Durant tout le Salon de l'Agriculture, Wendy Bouchard a présenté Europe 1 Midi en direct depuis la porte de Versailles de 12H00 à 14H00. Alors qu'elle conclut cette expérience vendredi avec Stéphane Le Foll, le ministre de l'Agriculture, elle tire le bilan de cette semaine.

 

Vous animez tous les jours Europe 1 Midi en direct du salon de l’Agriculture. On dit le climat moins positif que les années précédentes. Le ressentez-vous ?

Difficile de vous dire l'impression générale car une matinée au salon à préparer l'émission et à l'animer en public dans une vraie chaleur humaine vous met KO ! J'ai perdu ma voix et on m' a apporté du bon lait, du bon fromage et plein de gentillesses de la part des exposants, des jeunes agriculteurs, des éleveurs et des visiteurs. Pour moi, ce salon était dense, intense et chaleureux en dépit de la crise que traversent certaines filières. Mon impression personnelle est donc très positive.

 

Les surfaces agricoles se réduisent, les agriculteurs sont souvent étranglés, et pourtant la Salon suscite toujours un engouement énorme. Pourquoi cette tendresse des Français pour leur agriculture ?

Je crois que la crise rapproche les gens, que les agriculteurs qui développent les circuits courts, la vente directe, sont encore plus en demande de rencontres et de partages avec les "citoyens-consommateurs". De notre part, nous sommes à la recherche des valeurs de la terre et du "bon sens paysan", ce n'est pas une insulte, c'est une réalité tellement vérifiée ! Donc que nous soyons citadins, ou habitants des campagnes, car ils sont nombreux à connaitre les pâturages et à passer au Salon, nous aimons ceux qui parlent vrai, qui sont courageux. J'ai rencontré des jeunes qui ont 22 ans et font des prêts de 400 000 euros pour créer leurs exploitations. Ca donne la foi !

 

Quel regard portez-vous sur le ballet des responsables politiques qui tous y viennent s’y prendre en photo au côté des agriculteurs. Un exercice de communication un peu vain au regard du contexte ? 

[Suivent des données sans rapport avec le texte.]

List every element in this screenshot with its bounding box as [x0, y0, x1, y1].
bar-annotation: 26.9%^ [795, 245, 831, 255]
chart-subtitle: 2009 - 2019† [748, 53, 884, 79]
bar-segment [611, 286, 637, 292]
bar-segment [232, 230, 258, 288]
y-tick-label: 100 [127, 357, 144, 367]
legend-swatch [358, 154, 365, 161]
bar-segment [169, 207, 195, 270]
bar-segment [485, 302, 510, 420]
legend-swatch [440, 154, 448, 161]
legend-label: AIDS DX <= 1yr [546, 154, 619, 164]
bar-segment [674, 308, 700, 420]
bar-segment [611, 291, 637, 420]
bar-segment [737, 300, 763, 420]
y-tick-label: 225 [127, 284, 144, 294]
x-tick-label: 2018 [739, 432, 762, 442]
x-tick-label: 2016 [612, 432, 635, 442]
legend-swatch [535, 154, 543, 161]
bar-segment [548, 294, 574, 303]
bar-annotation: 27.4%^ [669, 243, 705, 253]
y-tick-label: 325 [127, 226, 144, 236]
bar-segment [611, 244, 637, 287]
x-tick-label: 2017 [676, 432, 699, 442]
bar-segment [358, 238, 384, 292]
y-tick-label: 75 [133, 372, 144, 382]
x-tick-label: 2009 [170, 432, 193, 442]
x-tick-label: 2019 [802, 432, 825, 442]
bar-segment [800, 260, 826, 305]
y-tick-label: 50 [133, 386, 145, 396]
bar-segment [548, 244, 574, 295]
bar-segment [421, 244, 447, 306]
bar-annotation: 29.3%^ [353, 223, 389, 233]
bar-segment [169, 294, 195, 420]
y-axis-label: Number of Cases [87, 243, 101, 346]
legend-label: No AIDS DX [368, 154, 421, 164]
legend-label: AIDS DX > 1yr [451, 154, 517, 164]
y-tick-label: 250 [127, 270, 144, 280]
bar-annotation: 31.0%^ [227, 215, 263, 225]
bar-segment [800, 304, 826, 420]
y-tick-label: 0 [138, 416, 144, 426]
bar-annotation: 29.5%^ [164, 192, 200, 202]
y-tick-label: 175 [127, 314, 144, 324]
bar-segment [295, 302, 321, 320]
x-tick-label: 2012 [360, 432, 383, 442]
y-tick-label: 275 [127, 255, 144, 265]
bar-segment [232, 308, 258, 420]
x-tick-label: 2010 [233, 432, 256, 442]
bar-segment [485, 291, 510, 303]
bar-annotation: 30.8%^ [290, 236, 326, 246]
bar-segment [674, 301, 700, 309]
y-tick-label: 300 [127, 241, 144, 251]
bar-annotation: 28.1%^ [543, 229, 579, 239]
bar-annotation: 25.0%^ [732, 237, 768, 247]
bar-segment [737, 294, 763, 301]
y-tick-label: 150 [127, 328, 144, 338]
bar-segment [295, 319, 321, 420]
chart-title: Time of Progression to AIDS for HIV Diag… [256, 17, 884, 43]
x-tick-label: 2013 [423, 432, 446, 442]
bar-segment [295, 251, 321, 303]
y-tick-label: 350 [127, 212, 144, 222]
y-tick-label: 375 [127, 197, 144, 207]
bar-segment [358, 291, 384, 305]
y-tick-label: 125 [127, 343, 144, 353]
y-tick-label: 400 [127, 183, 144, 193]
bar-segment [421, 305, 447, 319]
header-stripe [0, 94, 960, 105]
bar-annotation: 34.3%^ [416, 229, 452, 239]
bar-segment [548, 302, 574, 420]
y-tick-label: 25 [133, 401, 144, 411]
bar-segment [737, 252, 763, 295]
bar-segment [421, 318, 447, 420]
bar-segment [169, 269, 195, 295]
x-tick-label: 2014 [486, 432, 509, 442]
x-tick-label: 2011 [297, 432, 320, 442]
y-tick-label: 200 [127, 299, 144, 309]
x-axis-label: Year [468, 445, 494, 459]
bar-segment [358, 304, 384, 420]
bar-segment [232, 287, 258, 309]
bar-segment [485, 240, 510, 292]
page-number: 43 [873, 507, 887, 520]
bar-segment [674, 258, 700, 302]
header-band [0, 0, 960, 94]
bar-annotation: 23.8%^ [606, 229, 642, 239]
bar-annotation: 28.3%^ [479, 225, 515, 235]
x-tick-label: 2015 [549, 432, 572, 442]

C'est peut être devenu un passage obligé, mais au fond, ce ballet au Salon, c'est en grandeur XXL ce qu'un homme ou une femme politique de terrain, engagé, qui aime les gens, se doit de faire sur les marchés par exemple, donc ca me parait légitime. Par ailleurs certains responsables politiques sont vraiment des adorateurs du terroir et de l'agriculture, ils y prennent un vrai plaisir et par la même occasion, un bain de jouvence !

 

Si l’exercice d’assurer pour Europe 1 un direct sur le terrain est bien plus complexe que depuis un studio, qu’appréciez-vous dans cet exercice dont vous êtes familière ?

La proximité. Un peu comme un homme politique justement. Le journaliste entre à la maison, avec la télé ou la radio.. alors rencontrer les auditeurs et les téléspectateurs qui me suivent sur Europe 1 et M6 m'est nécessaire. Ca me touche : je les découvre, je comprends leurs habitudes d'écoute, ce qu'ils aiment, ce qu'ils aiment moins. C'est fondamental. Ca nous prouve que notre métier, parfois critiqué, est profondément humain et pas désincarné.

 

A titre plus personnel, quel regard portez-vous sur les paysans, la ruralité, les paysages et terroirs de France ?

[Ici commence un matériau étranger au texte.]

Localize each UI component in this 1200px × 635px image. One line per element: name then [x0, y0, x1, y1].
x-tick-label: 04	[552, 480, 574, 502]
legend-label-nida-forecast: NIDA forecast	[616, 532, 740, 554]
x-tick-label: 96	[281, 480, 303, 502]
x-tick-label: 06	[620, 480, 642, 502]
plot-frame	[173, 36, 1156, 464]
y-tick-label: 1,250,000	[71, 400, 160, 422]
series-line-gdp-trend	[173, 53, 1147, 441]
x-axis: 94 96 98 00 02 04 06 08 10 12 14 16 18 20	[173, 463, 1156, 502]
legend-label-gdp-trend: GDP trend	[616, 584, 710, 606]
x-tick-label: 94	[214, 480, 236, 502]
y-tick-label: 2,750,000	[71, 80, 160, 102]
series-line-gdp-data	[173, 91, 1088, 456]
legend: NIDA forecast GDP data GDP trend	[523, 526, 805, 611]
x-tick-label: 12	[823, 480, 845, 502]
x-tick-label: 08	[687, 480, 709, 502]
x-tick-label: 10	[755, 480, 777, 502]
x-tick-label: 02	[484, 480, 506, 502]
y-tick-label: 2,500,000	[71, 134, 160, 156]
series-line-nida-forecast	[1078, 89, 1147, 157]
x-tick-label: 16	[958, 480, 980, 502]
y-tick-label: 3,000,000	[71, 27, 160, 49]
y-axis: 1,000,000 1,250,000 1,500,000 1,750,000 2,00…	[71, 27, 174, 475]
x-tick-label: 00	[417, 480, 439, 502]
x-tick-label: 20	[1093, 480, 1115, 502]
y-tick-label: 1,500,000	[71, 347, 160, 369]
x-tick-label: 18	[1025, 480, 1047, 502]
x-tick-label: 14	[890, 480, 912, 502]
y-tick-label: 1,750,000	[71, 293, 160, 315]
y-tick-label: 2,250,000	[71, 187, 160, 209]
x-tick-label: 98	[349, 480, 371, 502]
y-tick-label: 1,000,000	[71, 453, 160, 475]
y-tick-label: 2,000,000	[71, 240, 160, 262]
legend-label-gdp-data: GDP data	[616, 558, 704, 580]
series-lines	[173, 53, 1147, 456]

Je suis née, j'ai grandi à Paris, j'y travaille, j'y habite cinq jours sur sept et le week-end, depuis toute petite, je pars à la campagne. J'ai toujours vécu proche de la nature les samedi et dimanche, entourée d'animaux, à Joigny dans l'Yonne, avec mes parents, et aujourd'hui près de Castres, ou j'ai créé un Groupement Foncier Agricole et acquis une vieille ferme à retaper. J'y fais mon foin, j'y ferai un potager, j'y recueillerai des animaux et je m'y installerai un jour avec ceux que j'aime. Ce n'est pas du chiqué, c'est mon oxygène et mon ADN !  Donc la terre, c'est une partie de mes racines : un mélange de nostalgie et d'avenir. Je comprends la souffrance de certains paysans, leur courage, leur passion  et je regrette le manque de perspectives politiques à leur égard.